Leslie Sévanier nos hablaba de una hija, de una madre, de una hermana, de una mujer casada, de una anciana. De todas ellas, y de todas ellas a la vez. Todas la misma mujer. O solo una, dependiendo de quien fuera el hombre que las mirara.

Sévanier le contaba a toda aquella chavalada cuándo llegaba el momento en que cada mujer ocupaba todos aquellos roles a la vez. Un buen aprendizaje. Pues el poder del teatro radica en eso, en una importante reflexión para la vida. E independientemente del público que la va a ver, si no te deja pensando después de asistir a la obra, no es una buena obra de teatro.

Una mujer que rompía a gritar sobre su herencia cultural, su pasado, que admitía hablarle a veces a sus antepasados, sus fantasmas, a su abuela, porque llegado un momento también lo era. Era la abuela de alguien, al mismo tiempo que hablaba de la niña que todas las mujeres tienen dentro, y que nunca han dejado de llevarla dentro.

Pero también era la nieta que le hablaba a su hija y a su abuela. Que viajaba por todas las manifestaciones culturales de aquellas generaciones cruzadas, de lo que significaba ser nieta y abuela a la vez, o simplemente una mujer que reprochaba todas aquellas herencias culturales incrustadas en el tiempo y de las que no se podía desprender. Pues al final era todo ello.

Esas herencias culturales que se manifestaban en objetos, tazas de cocina, muñecas, en un vestido de novias, en casarse algún día como regla general.

La rabia por no poder elegir su pasado, su presente como heredero de ese pasado, la llevaba a romper todas aquellas tazas y a confesarle a todas aquellas muñecas, que la simbolizaban a ella cuando aun era un bebe, o a su hija, o a la hija que algún día tendría.

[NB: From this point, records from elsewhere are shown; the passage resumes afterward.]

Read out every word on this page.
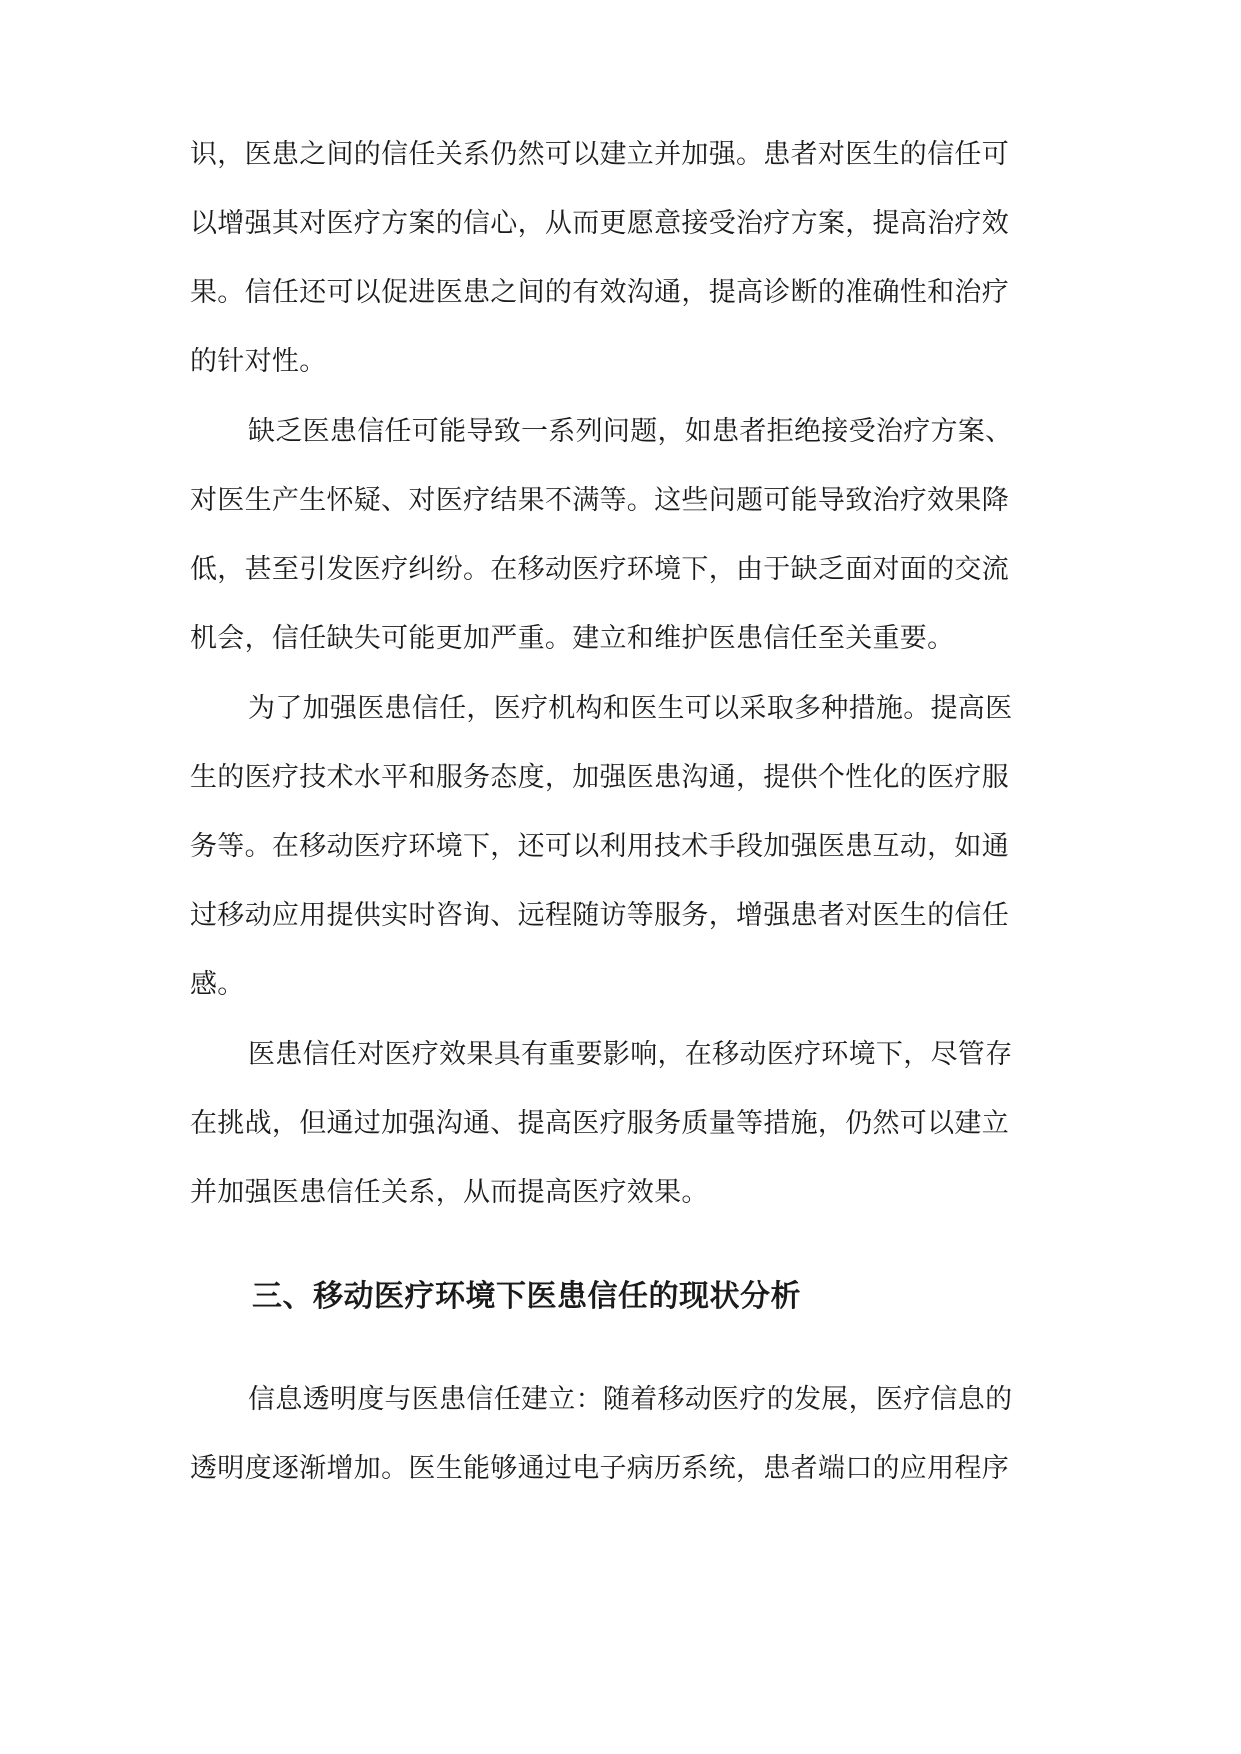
识，医患之间的信任关系仍然可以建立并加强。患者对医生的信任可
以增强其对医疗方案的信心，从而更愿意接受治疗方案，提高治疗效
果。信任还可以促进医患之间的有效沟通，提高诊断的准确性和治疗
的针对性。
缺乏医患信任可能导致一系列问题，如患者拒绝接受治疗方案、
对医生产生怀疑、对医疗结果不满等。这些问题可能导致治疗效果降
低，甚至引发医疗纠纷。在移动医疗环境下，由于缺乏面对面的交流
机会，信任缺失可能更加严重。建立和维护医患信任至关重要。
为了加强医患信任，医疗机构和医生可以采取多种措施。提高医
生的医疗技术水平和服务态度，加强医患沟通，提供个性化的医疗服
务等。在移动医疗环境下，还可以利用技术手段加强医患互动，如通
过移动应用提供实时咨询、远程随访等服务，增强患者对医生的信任
感。
医患信任对医疗效果具有重要影响，在移动医疗环境下，尽管存
在挑战，但通过加强沟通、提高医疗服务质量等措施，仍然可以建立
并加强医患信任关系，从而提高医疗效果。
三、移动医疗环境下医患信任的现状分析
信息透明度与医患信任建立：随着移动医疗的发展，医疗信息的
透明度逐渐增加。医生能够通过电子病历系统，患者端口的应用程序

Y a utilizar la escoba -también quizás un objeto simbólico desafortunadamente pegado a la mujer -para barrer todos aquellos pedazos de cerámica- y, por qué no, deseando barrer todas aquellas herencias.

Llevaba a cabo todo aquello debajo de una escalera de madera, desde donde cuando era pequeña se escondía para jugar con sus muñecas, y con todas aquellas tazas, educándose en el género, y desde donde ahora transmitía todas esas confesiones.

Es la historia de una mujer,
Si, ¿pero cuál?
Justamente la que vosotros queráis.
Hija, madre, hermana, esposa, amante, mujer madura...
Ella se encuentra en el momento de su vida en el que encarna todas esas figuras
femeninas a la vez, todas al mismo tiempo,
pero solamente y únicamente una de ellas, según el hombre que la ve.

Es uno de los párrafos potentes que nos transmitía Sévanier en Portraits Crachés, o Retratos Rotos, a comienzos de año en Séte, un pueblo pesquero al sur de Francia, demonstrándonos su bagaje profesional -esta vez como directora e única actriz- tras haber llegado allí al vivir su vida con múltiples facetas, que pasan por combinar su carrera de actriz con la de una marionetista, profesión muy arraigada en la cultura francesa, y ligado a ella, tras haber trabajado en los Guiñoles de Canal+, entre otros.